Entre tanto, la familia que rodea a la protagonista también deberá aprender a convivir con la idea de la muerte como una presencia más: atravesar ese mismo derrotero que los conducirá a todos, una y otra vez, a esa pequeña sala de hospital en la que la vida se va apagando inexorablemente, sin que nadie pueda hacer nada por detener un deterioro que ocasiona la leucemia del padre.
Para la hija -que ha sufrido en el pasado problemas de fertilidad con su primer marido y se entera, a poco de cumplir 40 años y ya con un hijo (“fruto del empecinamiento”), que espera a su primera hija mujer-, la vida se convierte en una paradoja impensada. Ahora, a la protagonista le tocará avanzar acompañada de su segundo esposo, Germán, mientras le escribe a ese padre del que en simultáneo intenta despedirse, y en paralelo busca cobijarse y fortalecerse en las palabras que sólo pronuncian los libros.
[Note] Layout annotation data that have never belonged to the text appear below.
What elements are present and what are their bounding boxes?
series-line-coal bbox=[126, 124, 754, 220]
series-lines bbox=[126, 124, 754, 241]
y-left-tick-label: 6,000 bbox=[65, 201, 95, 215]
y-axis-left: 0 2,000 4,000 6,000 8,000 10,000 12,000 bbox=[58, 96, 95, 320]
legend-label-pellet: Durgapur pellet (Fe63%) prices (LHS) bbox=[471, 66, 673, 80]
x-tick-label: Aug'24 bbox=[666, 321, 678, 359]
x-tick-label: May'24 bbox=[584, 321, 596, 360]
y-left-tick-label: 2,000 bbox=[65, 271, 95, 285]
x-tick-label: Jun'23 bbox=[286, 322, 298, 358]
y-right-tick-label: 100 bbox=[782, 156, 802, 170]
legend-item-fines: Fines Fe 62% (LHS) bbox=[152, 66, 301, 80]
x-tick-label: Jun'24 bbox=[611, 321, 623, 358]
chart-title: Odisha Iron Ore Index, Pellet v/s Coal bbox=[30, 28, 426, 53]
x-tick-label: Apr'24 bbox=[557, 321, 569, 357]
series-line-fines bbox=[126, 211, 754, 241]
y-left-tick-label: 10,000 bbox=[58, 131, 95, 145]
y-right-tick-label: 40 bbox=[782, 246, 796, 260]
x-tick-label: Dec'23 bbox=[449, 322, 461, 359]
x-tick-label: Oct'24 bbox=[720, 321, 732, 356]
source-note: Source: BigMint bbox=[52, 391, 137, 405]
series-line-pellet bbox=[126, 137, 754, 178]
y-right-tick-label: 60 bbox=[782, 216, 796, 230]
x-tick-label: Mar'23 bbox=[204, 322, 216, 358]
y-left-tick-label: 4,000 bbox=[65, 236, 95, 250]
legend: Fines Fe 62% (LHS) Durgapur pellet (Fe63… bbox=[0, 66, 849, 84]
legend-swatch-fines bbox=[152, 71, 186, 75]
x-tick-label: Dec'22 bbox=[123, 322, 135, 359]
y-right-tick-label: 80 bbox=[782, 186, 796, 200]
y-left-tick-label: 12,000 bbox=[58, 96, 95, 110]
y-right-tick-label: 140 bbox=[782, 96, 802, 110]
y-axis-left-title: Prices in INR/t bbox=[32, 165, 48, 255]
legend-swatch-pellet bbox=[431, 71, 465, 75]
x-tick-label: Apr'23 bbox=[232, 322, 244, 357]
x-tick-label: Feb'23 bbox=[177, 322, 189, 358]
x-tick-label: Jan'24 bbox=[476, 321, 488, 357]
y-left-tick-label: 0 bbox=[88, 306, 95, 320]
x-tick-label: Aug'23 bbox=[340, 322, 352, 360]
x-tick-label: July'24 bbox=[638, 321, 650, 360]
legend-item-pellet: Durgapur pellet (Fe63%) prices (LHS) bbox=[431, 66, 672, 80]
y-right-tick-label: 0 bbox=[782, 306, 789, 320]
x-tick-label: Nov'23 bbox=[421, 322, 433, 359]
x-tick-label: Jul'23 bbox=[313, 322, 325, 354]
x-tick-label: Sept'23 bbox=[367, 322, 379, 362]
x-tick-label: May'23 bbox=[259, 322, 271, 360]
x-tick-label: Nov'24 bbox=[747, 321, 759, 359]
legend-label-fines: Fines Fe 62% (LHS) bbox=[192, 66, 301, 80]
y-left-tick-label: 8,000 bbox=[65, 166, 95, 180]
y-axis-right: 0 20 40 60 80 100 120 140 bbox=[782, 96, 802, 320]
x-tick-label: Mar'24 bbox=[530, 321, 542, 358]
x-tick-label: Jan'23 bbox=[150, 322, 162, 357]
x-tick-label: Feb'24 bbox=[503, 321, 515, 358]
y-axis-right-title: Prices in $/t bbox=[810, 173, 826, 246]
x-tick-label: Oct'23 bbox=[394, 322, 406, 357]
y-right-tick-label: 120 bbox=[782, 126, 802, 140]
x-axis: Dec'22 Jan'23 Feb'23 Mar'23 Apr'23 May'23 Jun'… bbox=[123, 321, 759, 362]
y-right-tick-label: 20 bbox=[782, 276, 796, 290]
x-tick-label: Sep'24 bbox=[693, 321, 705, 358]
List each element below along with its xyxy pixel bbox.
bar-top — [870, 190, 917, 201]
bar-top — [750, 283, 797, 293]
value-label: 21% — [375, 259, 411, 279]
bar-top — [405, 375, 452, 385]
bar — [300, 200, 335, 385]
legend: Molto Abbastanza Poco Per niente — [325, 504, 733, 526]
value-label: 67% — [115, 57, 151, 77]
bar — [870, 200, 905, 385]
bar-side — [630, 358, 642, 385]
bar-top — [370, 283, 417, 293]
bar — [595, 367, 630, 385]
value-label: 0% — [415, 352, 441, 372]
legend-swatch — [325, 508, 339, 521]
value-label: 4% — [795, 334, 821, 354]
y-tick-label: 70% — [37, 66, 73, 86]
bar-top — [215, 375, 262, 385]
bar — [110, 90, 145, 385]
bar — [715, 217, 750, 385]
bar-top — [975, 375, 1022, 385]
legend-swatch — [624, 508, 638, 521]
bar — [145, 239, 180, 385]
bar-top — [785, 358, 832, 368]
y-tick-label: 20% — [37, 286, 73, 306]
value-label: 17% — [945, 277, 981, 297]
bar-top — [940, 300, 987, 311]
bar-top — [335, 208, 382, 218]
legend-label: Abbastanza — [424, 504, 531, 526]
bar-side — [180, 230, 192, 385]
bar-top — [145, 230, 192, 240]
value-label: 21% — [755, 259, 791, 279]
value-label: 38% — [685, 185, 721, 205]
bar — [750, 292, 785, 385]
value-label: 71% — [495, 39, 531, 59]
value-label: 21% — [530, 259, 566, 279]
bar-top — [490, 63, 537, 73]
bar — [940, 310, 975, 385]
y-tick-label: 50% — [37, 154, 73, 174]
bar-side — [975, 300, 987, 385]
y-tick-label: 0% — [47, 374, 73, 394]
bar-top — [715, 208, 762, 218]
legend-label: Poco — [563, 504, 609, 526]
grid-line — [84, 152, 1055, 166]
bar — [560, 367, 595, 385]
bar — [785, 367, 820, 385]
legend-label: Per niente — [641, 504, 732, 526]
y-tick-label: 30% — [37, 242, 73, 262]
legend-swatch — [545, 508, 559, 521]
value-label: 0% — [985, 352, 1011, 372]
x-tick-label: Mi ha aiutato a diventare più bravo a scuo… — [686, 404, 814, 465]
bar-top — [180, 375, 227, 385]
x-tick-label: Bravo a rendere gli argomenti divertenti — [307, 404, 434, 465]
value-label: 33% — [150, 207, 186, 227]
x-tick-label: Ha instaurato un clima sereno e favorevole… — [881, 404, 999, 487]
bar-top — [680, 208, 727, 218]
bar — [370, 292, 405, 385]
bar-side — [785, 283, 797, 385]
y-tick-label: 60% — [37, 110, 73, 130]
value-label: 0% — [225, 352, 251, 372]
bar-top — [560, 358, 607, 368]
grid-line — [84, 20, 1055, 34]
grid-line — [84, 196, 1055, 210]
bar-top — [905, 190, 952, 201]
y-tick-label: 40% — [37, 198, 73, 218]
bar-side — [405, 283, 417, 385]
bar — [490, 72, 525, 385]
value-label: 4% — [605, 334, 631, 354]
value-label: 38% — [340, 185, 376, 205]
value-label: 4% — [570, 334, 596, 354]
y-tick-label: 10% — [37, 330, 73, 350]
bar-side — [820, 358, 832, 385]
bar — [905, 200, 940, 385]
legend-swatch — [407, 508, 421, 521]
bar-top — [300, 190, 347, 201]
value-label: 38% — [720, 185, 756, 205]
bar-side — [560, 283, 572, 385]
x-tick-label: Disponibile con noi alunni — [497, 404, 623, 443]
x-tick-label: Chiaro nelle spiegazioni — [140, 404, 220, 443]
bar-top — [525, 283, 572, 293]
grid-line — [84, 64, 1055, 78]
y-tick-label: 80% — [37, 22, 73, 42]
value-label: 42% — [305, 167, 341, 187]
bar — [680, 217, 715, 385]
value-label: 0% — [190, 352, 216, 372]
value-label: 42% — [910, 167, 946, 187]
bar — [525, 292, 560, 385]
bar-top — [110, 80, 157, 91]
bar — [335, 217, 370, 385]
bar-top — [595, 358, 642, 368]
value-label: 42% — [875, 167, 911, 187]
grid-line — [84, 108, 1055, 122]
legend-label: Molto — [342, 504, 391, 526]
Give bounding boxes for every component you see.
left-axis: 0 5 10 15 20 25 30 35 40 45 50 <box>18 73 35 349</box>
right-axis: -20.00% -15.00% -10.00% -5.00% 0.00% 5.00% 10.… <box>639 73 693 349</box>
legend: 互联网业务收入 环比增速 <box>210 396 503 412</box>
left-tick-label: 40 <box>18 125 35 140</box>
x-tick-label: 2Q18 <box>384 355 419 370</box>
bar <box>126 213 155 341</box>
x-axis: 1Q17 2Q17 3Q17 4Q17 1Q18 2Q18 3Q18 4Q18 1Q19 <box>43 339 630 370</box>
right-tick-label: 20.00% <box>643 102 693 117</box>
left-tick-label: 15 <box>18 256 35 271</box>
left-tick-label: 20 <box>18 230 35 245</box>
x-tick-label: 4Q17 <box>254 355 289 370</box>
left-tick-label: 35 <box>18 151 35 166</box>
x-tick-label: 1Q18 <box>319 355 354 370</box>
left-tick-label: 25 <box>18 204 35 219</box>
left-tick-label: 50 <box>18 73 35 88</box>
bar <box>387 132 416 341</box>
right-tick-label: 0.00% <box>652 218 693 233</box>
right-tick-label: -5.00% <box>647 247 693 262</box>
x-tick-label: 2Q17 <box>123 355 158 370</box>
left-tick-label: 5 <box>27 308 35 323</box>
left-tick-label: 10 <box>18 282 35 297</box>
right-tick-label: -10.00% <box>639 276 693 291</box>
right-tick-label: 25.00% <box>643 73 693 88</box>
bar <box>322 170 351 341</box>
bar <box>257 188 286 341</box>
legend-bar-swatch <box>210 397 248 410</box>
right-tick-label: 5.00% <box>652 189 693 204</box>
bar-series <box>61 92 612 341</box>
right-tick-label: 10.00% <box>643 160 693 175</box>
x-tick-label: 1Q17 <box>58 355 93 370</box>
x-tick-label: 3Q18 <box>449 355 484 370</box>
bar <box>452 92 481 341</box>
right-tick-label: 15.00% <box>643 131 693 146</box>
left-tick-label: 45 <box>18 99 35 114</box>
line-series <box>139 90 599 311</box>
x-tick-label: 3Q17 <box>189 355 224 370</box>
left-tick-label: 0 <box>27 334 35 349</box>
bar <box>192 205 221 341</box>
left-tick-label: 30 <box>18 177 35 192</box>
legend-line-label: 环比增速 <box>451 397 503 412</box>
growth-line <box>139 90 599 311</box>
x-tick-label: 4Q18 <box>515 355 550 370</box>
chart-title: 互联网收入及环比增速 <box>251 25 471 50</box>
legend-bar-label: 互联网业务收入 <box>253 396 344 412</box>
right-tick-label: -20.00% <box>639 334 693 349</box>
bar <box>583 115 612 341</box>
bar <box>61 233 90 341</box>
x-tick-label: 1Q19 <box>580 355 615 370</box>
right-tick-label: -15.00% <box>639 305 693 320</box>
La trama se estructura en una secuencia de relatos incendiados: mientras los hermanos -Jorge, Diego y Ramiro- acompañan o toleran como pueden la agonía y la madre aprovecha cada segundo para cobrarle al esposo cosas que ya ni él mismo recuerda, la hija repasa esas postales que se avivan en el recuerdo ante la inminencia del final: los viajes en auto de la infancia, los paseos por el Italpark, los veranos en Punta del Este, sus primeros acercamientos con un hombre, el día en que sacó el registro, el parto de su primer hijo y hasta la incomodidad de un abuso intrafamiliar del que los demás prefieren no hacerse cargo y -nuevamente-, callar. Todas postales del pasado que ella empieza a ver con la perspectiva de esa vida que se pierde.
Su hija Celeste llega como el corolario de un crescendo que se vuelve vertiginoso y le enseña también que, tan cierto como que todos vamos a desaparecer, es que la vida nos regala un tiempo precioso. La hija también piensa que, de haber podido, habría ayudado a su madre a engañar al padre y que esa violencia que los separa y los une a ellos nació de todas esas palabras que no salieron a tiempo de sus bocas y, de alguna forma, han quedado atoradas entre los cuerpos.
“Esta novela, al igual que Rara, surgió de la escritura de un diario durante la enfermedad de mi padre que duró dos años. En paralelo, con el diagnóstico había llegado el embarazo, y, como otras veces, cuando siento que la vida me atropella, la tolero escribiendo”, cuenta la autora, que en el libro compara a su padre con la figura de un castor: una representación de lo que él tiene adentro y que ella prefiere no explicar porque es “el idioma inaccesible lo que nunca comprendemos del otro”.
El tema de la maternidad -que Zito ya había abordado en Rara, su primera novela- reaparece en este libro con una potencia renovada. “En mis novelas, aparece, en paralelo a lo que me pasó, lo que me podría haber pasado, y acá está el tema de la maternidad en una madre que se pregunta si quiere o no serlo, que duda, que se asume dudando”, explica.
El padre -que le dejará a su hija como herencia una Olivetti-, le recordará antes de irse el valor de la libertad y que, aunque no todo sale siempre como uno hubiera deseado, el amor es un legado que no muere, más allá de nuestras torpezas infinitas.
“Todo es más fácil para quien no ama”, dice Kertész y la narradora sabe que es verdad: el que ama, vive y, a veces, sin quererlo, mata un poco. Pero la vida sigue, luminosa, más allá de la furia y de la pena.
Quién es Natalia Zito
♦ Nació en Buenos Aires, Argentina, en 1977.
♦ Es escritora y psicoanalista, licenciada en Psicología por la Universidad de Buenos Aires.
♦ Escribió los libros Agua del mismo caño, Rara, Veintisiete noches, Traidores y Vos.